Je m'étais promis de tout prendre avec le sourire. Mais à ce moment là, je ne pensais pas ça si dur. Je ne me donne plus le temps de penser à tout ça. Si loin. Est-ce que au moins... J'ai gâché les dernières semaines à me dire que ce que je faisais n'était pas sympa pour toi. Tu t'en foutais déjà. Je ne retenterais pas, nous avons laissé passé notre chance. Et j'ai envie d'étreindre la mort.
Rien n'est vrai.
Parce que oui je suis au courant que la vie est pourrie, que la vôtre est dépourvue d'intérêt et très malheureuse.
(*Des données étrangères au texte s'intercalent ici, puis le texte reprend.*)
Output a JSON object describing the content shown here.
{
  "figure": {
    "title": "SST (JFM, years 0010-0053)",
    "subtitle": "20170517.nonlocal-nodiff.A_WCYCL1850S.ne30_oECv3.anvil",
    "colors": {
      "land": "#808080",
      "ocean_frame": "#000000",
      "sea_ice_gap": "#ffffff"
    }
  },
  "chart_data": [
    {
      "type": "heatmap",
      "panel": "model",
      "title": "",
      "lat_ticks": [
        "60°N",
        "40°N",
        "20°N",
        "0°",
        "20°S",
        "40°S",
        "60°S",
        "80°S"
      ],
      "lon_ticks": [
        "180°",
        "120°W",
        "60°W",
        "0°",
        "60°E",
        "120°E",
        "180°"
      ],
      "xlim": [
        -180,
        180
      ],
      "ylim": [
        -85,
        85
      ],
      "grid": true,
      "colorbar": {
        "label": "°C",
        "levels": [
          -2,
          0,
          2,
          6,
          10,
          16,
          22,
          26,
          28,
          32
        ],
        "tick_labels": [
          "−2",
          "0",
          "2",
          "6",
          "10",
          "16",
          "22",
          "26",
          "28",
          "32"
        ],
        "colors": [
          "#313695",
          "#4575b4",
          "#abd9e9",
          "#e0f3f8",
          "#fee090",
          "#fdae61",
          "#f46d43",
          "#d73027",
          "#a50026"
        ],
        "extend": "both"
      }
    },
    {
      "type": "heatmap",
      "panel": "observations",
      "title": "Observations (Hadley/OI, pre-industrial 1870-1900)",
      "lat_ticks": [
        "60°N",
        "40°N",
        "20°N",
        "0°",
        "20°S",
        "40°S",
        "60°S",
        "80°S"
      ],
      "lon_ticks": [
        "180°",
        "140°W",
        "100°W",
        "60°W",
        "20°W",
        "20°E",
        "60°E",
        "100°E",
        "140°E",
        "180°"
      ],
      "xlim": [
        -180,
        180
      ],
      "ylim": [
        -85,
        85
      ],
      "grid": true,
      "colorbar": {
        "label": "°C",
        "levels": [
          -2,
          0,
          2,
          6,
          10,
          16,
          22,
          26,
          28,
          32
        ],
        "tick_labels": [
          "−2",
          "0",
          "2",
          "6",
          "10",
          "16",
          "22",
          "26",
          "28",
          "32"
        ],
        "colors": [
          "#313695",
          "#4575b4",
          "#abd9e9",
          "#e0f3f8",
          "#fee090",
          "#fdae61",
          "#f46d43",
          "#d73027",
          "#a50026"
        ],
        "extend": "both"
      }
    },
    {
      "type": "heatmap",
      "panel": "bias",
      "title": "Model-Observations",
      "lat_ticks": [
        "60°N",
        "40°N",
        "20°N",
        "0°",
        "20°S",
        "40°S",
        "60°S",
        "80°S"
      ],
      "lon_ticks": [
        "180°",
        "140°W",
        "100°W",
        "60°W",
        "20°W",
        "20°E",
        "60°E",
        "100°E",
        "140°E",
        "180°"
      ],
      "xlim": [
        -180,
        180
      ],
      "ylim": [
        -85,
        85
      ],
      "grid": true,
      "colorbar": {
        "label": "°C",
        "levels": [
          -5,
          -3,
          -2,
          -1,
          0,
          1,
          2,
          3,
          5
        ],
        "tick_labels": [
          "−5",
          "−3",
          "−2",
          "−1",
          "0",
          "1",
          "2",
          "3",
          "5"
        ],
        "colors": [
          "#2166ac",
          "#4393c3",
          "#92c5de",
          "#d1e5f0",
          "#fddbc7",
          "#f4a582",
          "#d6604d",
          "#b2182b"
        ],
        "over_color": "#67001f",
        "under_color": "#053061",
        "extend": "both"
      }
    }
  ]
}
Mais ce n'est pas une raison. Ce n'est pas une raison pour oublier de regarder autre chose que vous. Ce n'est pas une raison non plus pour parler à ceux qui vous veulent du bien comme si ils étaient un poids. Pensez aussi que ceux-là souffrent et que peut-être ils réalisent eux-mêmes un effort en venant vous parler. & puis pensez à tous ces gens à qui vous faites de la peine. J'en ai marre de l'égoïsme, oui j'existe et oui j'aimerais compter un peu. C'est déjà assez difficile d'accepter sa propre existence, ce que l'on est, ce que l'on deviendra sûrement. Assumer les choix que l'on a fait, le mal que l'on a pu faire et celui que l'on nous fera. Accepter que nous ne sommes pas des gens exceptionnels, que l'on ne changera pas le monde avec des mots et des phrases, que l'on étudiera pas nos textes, que nous ne serons pas reconnus et que ce n'est plus la même époque. Accepter de grandir et de prendre du recul devant ce que l'on nous dit, devant l'avenir qui s'ouvre à nous comme un trou béant engloutissant les rapports humains, le temps et l'argent. Comme tout ce que l'on aurait voulu faire et qu'on n'aura jamais le courage d'avouer. Mais aussi accepter de grandir, et de comprendre que si l'amour nous tourne le dos c'est parce que peut-être on l'attend trop. Je me fiche de l'endroit, de l'époque, j'aimerais seulement savoir que cela va m'arriver aussi et que ce sera mieux que ce que j'attends. J'aime que l'on me sourie lorsqu'on me voit, j'aime que l'on vienne me parler sans que je fasse le premier pas et j'aime encore plus que l'on me regarde alors que personne ne me voit. Je relis et je me rends compte que ces phrases ne doivent avoir un sens que pour moi. Mais tant pis, je sais que tous, sous vos faux airs d'indépendance, vous n'attendez qu'une chose: que quelqu'un se ramasse pour parler de lui. Alors regardez tous, tous ceux qui s'estiment matures ou éminemment détachés de ce monde, je me ramasse.
Et vous savez quoi? Se ramasser parfois, ça libère.